In 2020, the FTC also launched its first federal action to combat illegal ‘debt parking’ – when a business reports alleged debt to credit bureaus without first contacting the bank. the consumer about the debt. The consumer does not find out that the suspected debt exists when their credit report is consulted while buying a car or a house, opening a credit card or looking for a job. The case was resolved in November 2020 and included a pecuniary judgment of more than $ 24 million.

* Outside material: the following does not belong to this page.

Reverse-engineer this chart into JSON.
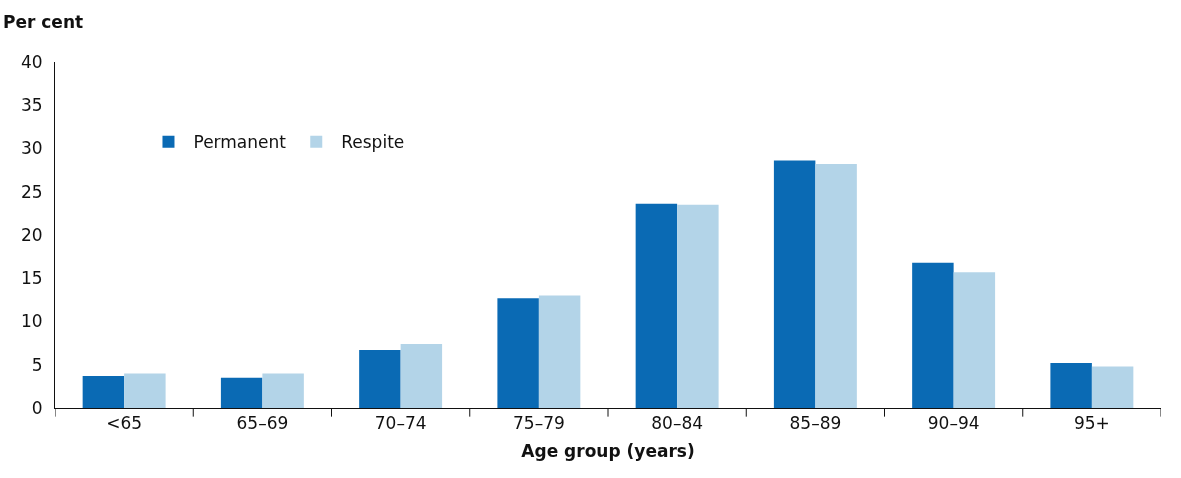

In 2020, the FTC received more than 85,000 consumer reports related to debt collection. Like the CFPB, the FTC continued to distribute educational materials and resources to consumers, in English and Spanish, on the FDCPA, including specific information on phantom debt collection to help consumers avoid debt. ” be victims of these predatory practices.

Key points to remember

Under new administration and in light of the ongoing COVID-19 pandemic and the resulting economic hardship for many Americans, the CFPB and FTC will be active regulators. The acting director of CFPB said he was prioritizing “the relief of consumers facing hardships due to COVID-19 and the related economic crisis.” We anticipate that the CFPB’s efforts will include ongoing monitoring of FDCPA violations, particularly in markets that present an increased risk and opportunity of harm to consumers due to pandemic-related issues, such as housing or the student loan collection. We also anticipate that the FTC will continue to target debt collections, including those who misuse consumers’ personal information, and we expect to see more enforcement action against debt collectors, especially those who fail. indulge in illegal parking of debts. We expect the FTC to continue its coordinated efforts with federal-state law enforcement agencies nationwide. If the appointment of Rohit Chopra as director of the CFPB is confirmed, coordination between the FTC and the CFPB is all the more expected, allowing a coordinated deployment of resources in a strengthened regulatory environment.